Fall ball is upon us! Many of the newly formed travel teams are practicing and playing together for the first time. There's usually great anticipation and hope for success by the players and teams. Coaches, players and parents will be getting a preview of what's to come. The first couple of practices entail players getting to know each other and their coaches, while parents do the same. Just when it seems that "All is well in Mudville," in creeps the doubt.
(Photo from imdb.com)
Doubt, Disappointment and Anger
Having been through this experience as a parent and coach numerous times it's perfectly normal to have feelings of doubt, disappointment and even anger. You and/or your daughter may believe that this year's team or the way she's being utilized by the coaches could be better. You might think, "Last year's team was better," or "she should be playing second base and batting higher in the lineup." The team may take it on the chin a couple of times, which never feels good, but especially if you happen to be playing your old team. And nothing good comes from a coach who fails to keep promises he made prior to comitment.
On the other hand the coaches may be concerned that they are lacking in key positions such as pitching or catching. They could have doubts as well about their choices during tryouts. The turnout at tryouts might also have been down. They might be disappointed in a player's performance during games. They may suspect certain parents could cause problems from their apparent dissent. As with parents and players, coaches too can become disenchanted. Frustrations of coaches, players and parents can certainly mount in these scenarios.
Sometimes the grass is greener on the other side of the fence and sometimes it's not.
What do you do now?
Some parents pull their daughters from teams and search for a new team. Some players decide to hang up their cleats. Some coaches look for replacements or players to fill specific key positions. Parents do what they feel is best their daughters, while coaches do what they feel is best for their teams. These things happen every fall. Sometimes before parting ways adults can agree to disagree, while other times they cannot. And sometimes teams will simply disband. There's no "one size fits all" solution, since there are too many variables to discuss here.
While leaving a team can be painful, the pain is temporary. The most important question if you find your daughter in such a situation is, "What are you going to do if she decides to stay on the team?"
Parent Do's & Don'ts If She Stays
- This is your daughter's team for the year. Constantly complaining and stirring up other parents, backstop coaching or bashing the coaches, other players and parents in front of your daughter is only going to make everything much worse. So, try to make the best of it for your daughter's sake.
- Ask to have a private meeting with the coaches without your daughter. Ask all the questions that are eating at you. This is your chance to make your case. Maybe the coach will see things your way. Maybe he won't. When you're finished, accept what you can and cannot change. Refrain from feeling the need for weekly meetings of this nature.

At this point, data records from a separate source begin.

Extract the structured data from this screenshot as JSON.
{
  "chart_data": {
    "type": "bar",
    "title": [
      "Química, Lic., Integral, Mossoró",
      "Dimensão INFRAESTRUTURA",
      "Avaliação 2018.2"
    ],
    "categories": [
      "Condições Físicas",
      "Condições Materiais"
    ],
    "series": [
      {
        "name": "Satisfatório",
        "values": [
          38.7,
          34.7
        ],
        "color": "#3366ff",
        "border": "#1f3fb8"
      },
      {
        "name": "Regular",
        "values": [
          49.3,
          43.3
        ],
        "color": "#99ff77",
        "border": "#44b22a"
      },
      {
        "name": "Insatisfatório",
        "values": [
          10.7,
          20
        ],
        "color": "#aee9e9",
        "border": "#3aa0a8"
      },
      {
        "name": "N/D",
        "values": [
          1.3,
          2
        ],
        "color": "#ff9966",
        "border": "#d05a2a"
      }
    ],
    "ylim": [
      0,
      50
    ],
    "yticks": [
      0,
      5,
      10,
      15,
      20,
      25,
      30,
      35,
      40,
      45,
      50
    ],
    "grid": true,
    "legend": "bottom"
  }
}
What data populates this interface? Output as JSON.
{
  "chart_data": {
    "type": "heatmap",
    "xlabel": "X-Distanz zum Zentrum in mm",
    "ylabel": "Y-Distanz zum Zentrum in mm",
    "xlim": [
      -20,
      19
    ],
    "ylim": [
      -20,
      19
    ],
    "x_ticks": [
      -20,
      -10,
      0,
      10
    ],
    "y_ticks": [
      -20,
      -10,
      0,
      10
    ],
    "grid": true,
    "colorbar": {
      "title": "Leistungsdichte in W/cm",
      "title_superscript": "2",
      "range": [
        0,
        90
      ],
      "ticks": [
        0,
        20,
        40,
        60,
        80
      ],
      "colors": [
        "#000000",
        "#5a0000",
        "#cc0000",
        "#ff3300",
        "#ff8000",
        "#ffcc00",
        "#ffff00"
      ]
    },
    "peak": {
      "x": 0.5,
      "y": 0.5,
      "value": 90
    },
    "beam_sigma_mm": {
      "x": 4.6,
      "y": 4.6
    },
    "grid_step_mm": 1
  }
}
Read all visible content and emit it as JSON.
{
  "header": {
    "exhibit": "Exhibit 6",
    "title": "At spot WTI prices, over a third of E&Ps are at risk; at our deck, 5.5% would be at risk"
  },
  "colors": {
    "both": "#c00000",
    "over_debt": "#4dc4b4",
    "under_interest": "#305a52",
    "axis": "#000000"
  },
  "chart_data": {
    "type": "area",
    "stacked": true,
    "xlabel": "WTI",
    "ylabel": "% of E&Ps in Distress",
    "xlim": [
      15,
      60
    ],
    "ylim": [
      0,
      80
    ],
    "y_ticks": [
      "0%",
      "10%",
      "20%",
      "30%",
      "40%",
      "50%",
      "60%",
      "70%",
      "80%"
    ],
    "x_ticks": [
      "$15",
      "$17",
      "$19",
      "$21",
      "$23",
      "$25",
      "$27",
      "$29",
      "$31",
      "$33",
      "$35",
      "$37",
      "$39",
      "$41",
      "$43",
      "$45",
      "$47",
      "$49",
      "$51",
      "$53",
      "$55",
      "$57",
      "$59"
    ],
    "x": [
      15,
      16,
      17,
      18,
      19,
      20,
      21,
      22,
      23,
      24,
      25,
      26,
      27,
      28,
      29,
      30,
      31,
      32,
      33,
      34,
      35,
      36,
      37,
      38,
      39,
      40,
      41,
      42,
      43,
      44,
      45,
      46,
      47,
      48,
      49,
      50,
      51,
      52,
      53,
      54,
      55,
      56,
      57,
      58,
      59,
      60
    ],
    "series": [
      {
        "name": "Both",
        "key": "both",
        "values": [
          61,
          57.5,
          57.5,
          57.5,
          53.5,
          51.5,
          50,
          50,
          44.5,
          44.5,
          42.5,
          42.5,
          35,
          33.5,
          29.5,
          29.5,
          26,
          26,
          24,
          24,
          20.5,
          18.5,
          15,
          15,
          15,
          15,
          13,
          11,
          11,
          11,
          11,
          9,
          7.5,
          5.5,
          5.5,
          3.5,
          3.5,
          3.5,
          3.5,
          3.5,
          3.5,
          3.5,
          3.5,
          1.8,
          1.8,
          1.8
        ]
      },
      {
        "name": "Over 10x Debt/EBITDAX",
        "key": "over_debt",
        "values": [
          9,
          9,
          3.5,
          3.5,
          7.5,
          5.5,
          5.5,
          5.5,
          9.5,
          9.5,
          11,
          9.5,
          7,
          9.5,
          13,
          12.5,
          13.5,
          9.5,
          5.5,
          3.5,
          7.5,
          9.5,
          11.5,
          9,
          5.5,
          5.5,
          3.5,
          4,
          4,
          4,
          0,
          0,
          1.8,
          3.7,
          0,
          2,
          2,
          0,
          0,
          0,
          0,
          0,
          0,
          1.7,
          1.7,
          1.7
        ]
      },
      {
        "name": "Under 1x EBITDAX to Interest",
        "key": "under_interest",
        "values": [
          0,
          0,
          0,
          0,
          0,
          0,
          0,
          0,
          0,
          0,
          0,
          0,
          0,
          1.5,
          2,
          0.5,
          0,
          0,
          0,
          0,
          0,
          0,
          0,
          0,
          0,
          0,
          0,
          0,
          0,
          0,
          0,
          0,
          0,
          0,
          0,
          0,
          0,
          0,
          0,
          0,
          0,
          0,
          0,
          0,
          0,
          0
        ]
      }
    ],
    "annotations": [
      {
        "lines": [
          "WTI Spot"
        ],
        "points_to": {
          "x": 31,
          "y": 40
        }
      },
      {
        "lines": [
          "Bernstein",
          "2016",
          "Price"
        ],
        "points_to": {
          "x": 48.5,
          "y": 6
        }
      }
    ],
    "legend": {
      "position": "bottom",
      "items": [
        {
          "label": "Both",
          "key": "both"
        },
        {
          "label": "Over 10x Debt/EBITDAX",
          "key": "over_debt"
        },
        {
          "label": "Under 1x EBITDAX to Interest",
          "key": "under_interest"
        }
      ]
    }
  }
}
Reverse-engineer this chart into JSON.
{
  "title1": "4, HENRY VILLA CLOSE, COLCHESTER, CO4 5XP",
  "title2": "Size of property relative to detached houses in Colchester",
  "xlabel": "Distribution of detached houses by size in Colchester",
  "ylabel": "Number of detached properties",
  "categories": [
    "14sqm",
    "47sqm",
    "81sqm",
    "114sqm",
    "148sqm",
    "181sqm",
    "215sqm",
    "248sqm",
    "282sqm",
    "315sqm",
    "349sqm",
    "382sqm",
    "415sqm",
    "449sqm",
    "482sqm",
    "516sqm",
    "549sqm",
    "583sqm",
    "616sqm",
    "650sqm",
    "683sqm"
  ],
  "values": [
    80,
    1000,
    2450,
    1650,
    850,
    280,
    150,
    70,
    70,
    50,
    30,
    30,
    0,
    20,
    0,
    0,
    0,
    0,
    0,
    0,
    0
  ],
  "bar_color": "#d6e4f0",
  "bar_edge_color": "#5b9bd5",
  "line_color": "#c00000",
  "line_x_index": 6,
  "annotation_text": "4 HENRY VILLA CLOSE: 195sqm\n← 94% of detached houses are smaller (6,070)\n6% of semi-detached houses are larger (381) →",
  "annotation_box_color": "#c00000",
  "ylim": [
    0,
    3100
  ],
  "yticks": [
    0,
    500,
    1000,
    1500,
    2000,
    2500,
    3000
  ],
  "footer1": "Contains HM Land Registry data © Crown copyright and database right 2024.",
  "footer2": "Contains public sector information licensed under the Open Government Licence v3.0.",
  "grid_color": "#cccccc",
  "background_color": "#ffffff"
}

- If it doesn't look like it will be a banner year for the team, try to keep things in perspective. Is your daughter: a)Getting valuable playing experience? b)Having fun? c)Learning? Playing on a losing team is a huge challenge for you and your daughter. It will either push her away from the game or make her want to earn her way onto a better team in the future.
- The game of softball is heavily dependent upon pitching. If pitching is weak on your team, the only positive way to look at it might be that your daughter's going to get some extra fielding practice ;-) You and your daughter will have to practice patience if it comes to walks and wild pitches. Remember, the two of you decided to stay.
- If she's not playing "her" position, try to appreciate that she's getting experience at another position. Girls who can play multiple positions are of much greater value to high school, travel and college coaches.
It was not all unicorns and sunshine. Nothing ever is.
Coaches Do's & Don'ts
- This is your team and your players (and parents). You committed to each and every one of them. It's now your responsibility to help them be the best they can be and accept the fact that some of the players may fall short of your expectations. If you cannot handle it, you should either disband the team or give somebody else the opportunity to coach it.
- Be honest. Don't make promises you cannot keep. Remain calm. Realize that it is easier to coach a group of highly talented prospects than it is to coach lesser athletes. Challenge yourself to be the best you can be.
- Remember that all you can ask your players to do is to control their attitude, effort and focus. If they're doing so, you must be prepared to accept the results.
- Make the best of the situation. You don't want to see you players having pity parties, so don't throw your own. In competition you will win and you will lose. Teach your players how to handle both and about sportsmanship. Hold them accountable for their mistakes, but praise them for their efforts even in defeat.
The Bottom Line
I was a coach who stuck it out for a season with a lesser talented team. After honoring that commitment, I stopped coaching and found a team for my daughter. She earned a spot on the team at tryouts and played 7 years for them, but it was not all unicorns and sunshine. Nothing ever is. There were times we considered leaving, but decided to stay. We stayed and made the best of it. As parents we only want what's best for our daughters. You have to make a decision to stay or go and not look back. What ever you decide, make the best of it. Sometimes the grass is greener on the other side of the fence and sometimes it's not.
I just checked our local softball forums and as is the case every single year, there are players looking for teams and coaches looking for players. There's a lot of people pushing the panic button. I've seen people find better situations and worse. Best of luck if either of those are in your future.